En la mesa nadie paga a crédito. El comensal liquida antes de salir por la puerta, con tarjeta o en efectivo, y para la mayoría de los hosteleros ahí termina por completo el asunto de los "plazos de pago". Pero en cuanto sale una factura — a un cliente de catering, a una empresa que reservó una cena de personal, a un organizador de eventos — el negocio deja de ser una caja y pasa a ser acreedor. Y en cuanto entra una factura del frutero, de la lavandería o del distribuidor de bebidas, ese mismo negocio es deudor.
Los dos lados están regulados por la misma norma europea, y esa norma tiene cifras duras: un plazo por defecto cuando no se ha pactado nada, un techo absoluto en varios Estados miembros, un interés automático que empieza a correr sin que nadie tenga que mandar una carta, y una indemnización fija de 40 € por factura impagada que prácticamente nadie en hostelería ha reclamado jamás.
gestion-flujo-caja-restaurante.html ya trata el plazo de pago como una palanca — negociar 7, 30 o 45 días para comprar aire — y negociar-proveedores-restaurante.html da la táctica para esa conversación. Ninguno de los dos dice qué permite la ley cuando esa conversación no llega a ningún sitio, ni qué te deben cuando la factura que se paga tarde es la tuya.

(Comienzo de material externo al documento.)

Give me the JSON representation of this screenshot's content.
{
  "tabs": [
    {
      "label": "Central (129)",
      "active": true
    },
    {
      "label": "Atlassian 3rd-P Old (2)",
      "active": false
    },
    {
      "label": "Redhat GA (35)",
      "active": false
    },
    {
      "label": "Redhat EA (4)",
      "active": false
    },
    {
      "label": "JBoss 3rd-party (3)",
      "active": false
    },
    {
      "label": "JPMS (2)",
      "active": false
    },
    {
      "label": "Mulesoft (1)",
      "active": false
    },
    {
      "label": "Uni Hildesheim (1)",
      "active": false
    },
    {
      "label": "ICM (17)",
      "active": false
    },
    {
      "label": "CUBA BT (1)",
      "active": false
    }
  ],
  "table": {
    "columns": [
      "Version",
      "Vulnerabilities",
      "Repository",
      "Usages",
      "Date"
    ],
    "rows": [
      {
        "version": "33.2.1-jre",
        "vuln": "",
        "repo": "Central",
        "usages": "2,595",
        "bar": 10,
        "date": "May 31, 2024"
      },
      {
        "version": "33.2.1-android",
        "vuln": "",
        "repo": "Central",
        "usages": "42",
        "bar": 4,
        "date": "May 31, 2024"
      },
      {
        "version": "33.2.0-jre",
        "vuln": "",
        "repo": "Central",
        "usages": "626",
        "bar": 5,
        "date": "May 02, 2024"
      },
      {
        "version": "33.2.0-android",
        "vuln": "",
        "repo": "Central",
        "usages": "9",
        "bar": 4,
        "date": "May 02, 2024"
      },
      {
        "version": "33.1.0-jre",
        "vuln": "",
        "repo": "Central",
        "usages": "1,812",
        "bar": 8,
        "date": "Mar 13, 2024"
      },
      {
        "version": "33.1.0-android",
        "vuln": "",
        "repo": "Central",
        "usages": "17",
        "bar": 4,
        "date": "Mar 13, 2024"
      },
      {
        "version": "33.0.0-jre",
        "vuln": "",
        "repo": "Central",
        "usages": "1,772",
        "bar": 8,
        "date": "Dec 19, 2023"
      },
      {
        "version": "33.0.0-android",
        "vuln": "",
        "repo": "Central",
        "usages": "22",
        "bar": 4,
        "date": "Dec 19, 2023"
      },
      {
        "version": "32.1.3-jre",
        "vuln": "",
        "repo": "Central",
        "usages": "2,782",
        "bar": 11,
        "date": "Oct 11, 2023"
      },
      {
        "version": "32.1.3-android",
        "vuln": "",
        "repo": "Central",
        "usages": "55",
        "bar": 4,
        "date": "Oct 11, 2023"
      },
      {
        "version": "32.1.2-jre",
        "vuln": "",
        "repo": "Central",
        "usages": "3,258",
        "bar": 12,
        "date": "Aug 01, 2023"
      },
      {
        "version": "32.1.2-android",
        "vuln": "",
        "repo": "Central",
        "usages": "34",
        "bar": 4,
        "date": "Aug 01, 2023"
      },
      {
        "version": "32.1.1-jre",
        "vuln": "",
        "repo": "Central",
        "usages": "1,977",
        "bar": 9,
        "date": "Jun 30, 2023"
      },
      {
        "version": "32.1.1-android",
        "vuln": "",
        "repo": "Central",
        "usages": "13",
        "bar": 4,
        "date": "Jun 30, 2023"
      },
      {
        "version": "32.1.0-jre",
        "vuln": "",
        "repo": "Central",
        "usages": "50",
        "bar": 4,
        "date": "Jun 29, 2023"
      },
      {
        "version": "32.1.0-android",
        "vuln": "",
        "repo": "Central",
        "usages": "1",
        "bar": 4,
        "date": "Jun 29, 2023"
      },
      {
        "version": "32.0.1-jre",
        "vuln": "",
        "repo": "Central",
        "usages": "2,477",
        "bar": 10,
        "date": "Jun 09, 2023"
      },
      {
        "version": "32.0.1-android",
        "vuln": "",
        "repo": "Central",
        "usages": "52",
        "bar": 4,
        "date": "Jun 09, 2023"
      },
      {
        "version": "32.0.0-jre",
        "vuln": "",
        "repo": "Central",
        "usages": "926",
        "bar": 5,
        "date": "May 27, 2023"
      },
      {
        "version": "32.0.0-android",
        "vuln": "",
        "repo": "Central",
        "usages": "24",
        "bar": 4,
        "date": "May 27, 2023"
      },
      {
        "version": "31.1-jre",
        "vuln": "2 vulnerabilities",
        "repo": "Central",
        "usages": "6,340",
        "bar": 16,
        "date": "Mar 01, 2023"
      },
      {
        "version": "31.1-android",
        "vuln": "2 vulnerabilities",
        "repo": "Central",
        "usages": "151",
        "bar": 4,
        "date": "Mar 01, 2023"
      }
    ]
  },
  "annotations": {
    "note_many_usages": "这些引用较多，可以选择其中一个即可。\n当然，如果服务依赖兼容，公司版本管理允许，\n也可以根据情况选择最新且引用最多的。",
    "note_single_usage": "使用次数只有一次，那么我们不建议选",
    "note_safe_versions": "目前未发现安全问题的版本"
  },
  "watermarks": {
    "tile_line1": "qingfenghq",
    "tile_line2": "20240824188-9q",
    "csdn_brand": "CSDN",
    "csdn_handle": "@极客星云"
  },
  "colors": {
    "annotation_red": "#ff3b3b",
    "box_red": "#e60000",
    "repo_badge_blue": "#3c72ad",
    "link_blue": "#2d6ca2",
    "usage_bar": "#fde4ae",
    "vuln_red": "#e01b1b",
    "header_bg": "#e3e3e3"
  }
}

Este artículo cubre ese hueco: siete cifras, cada una con su fuente, que juntas marcan el suelo y el techo de cualquier plazo de pago que firme un negocio hostelero — como deudor y como acreedor.
Por qué esto tiene dos caras, no una
La mayoría de los hosteleros lee "plazo de pago" y piensa solo en el proveedor que le hace esperar. Eso es la mitad de la historia. Cualquier negocio que haga catering, facture una comida de empresa o cobre una comunión o una cena de personal mediante factura en lugar de en la mesa es, en ese momento, el acreedor — con exactamente los mismos derechos que la ley da a un proveedor frente a él.

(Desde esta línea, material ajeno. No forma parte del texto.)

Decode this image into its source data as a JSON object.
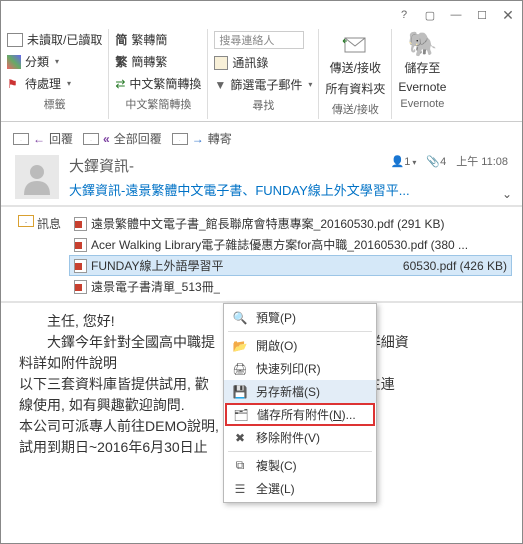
{
  "titlebar": {
    "help": "?",
    "collapse": "▢",
    "min": "—",
    "max": "☐",
    "close": "✕"
  },
  "ribbon": {
    "col1": {
      "btn1": "未讀取/已讀取",
      "btn2": "分類",
      "btn3": "待處理",
      "label": "標籤"
    },
    "col2": {
      "btn1": "繁轉簡",
      "btn2": "簡轉繁",
      "btn3": "中文繁簡轉換",
      "label": "中文繁簡轉換"
    },
    "col3": {
      "searchPlaceholder": "搜尋連絡人",
      "btn1": "通訊錄",
      "btn2": "篩選電子郵件",
      "label": "尋找"
    },
    "col4": {
      "line1": "傳送/接收",
      "line2": "所有資料夾",
      "label": "傳送/接收"
    },
    "col5": {
      "line1": "儲存至",
      "line2": "Evernote",
      "label": "Evernote"
    }
  },
  "actions": {
    "reply": "回覆",
    "replyAll": "全部回覆",
    "forward": "轉寄"
  },
  "header": {
    "sender": "大鐸資訊-",
    "subject": "大鐸資訊-遠景繁體中文電子書、FUNDAY線上外文學習平...",
    "count1": "1",
    "count2": "4",
    "time": "上午 11:08"
  },
  "attachments": {
    "label": "訊息",
    "items": [
      {
        "name": "遠景繁體中文電子書_館長聯席會特惠專案_20160530.pdf (291 KB)"
      },
      {
        "name": "Acer Walking Library電子雜誌優惠方案for高中職_20160530.pdf (380 ..."
      },
      {
        "name_left": "FUNDAY線上外語學習平",
        "name_right": "60530.pdf (426 KB)",
        "selected": true
      },
      {
        "name": "遠景電子書清單_513冊_"
      }
    ]
  },
  "ctx": {
    "preview": "預覽(P)",
    "open": "開啟(O)",
    "print": "快速列印(R)",
    "save": "另存新檔(S)",
    "saveall_a": "儲存所有附件(",
    "saveall_u": "N",
    "saveall_b": ")...",
    "remove": "移除附件(V)",
    "copy": "複製(C)",
    "selectall": "全選(L)"
  },
  "body": {
    "l1": "主任, 您好!",
    "l2": "大鐸今年針對全國高中職提",
    "l2b": "案, 詳細資",
    "l3": "料詳如附件說明",
    "l4": "以下三套資料庫皆提供試用, 歡",
    "l4b": "體師生連",
    "l5": "線使用, 如有興趣歡迎詢問.",
    "l6": "本公司可派專人前往DEMO說明,",
    "l7": "試用到期日~2016年6月30日止"
  }
}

Por eso enlaza aquí gestion-eventos-reservas-grupo.html: cada factura de grupo que sale por la puerta está sujeta a las mismas reglas que la que entra. Quien solo conoce el lado del deudor deja sobre la mesa lo que la ley ya le concede como acreedor — intereses y una indemnización fija, de forma automática y sin necesidad de reclamación previa.
Las cifras que siguen se leen en las dos direcciones: como techo de lo que un proveedor puede exigirte y como derecho sobre lo que te debe un cliente que paga tarde. Misma ley, dos lados, y más abajo una calculadora que hace los dos.
Guía La guía financiera completa Todos los artículos sobre flujo de caja, costes y las cifras de la hostelería, en un solo sitio. Ver la guíaLas 7 cifras
En el orden en que una factura vencida se va acumulando de verdad: desde el punto de partida que todo el mundo da por hecho, pasando por el techo duro que pocos conocen, hasta el año en que murió la única cifra europea común.
1. 30 días — el punto de partida por defecto de la UE
La Directiva 2011/7/UE, transpuesta a la legislación de todos los Estados miembros, fija el suelo: si el contrato no dice nada sobre el plazo de pago, ese plazo es de 30 días naturales desde la fecha de la factura o desde la entrega del bien o del servicio — lo que ocurra más tarde. Vale en toda la UE, para cualquier operación B2B, sea cual sea el tamaño de la empresa.
Treinta días no son, por tanto, "el plazo habitual" ni una costumbre del sector: son el plazo legal supletorio que se aplica automáticamente en cuanto un proveedor o un cliente no ha dejado nada por escrito. En una factura de 2550 € sin plazo pactado en ninguna parte, el día 31 es el día en que empiezan a correr los intereses de demora, se hubiera dicho lo que se hubiera dicho de palabra.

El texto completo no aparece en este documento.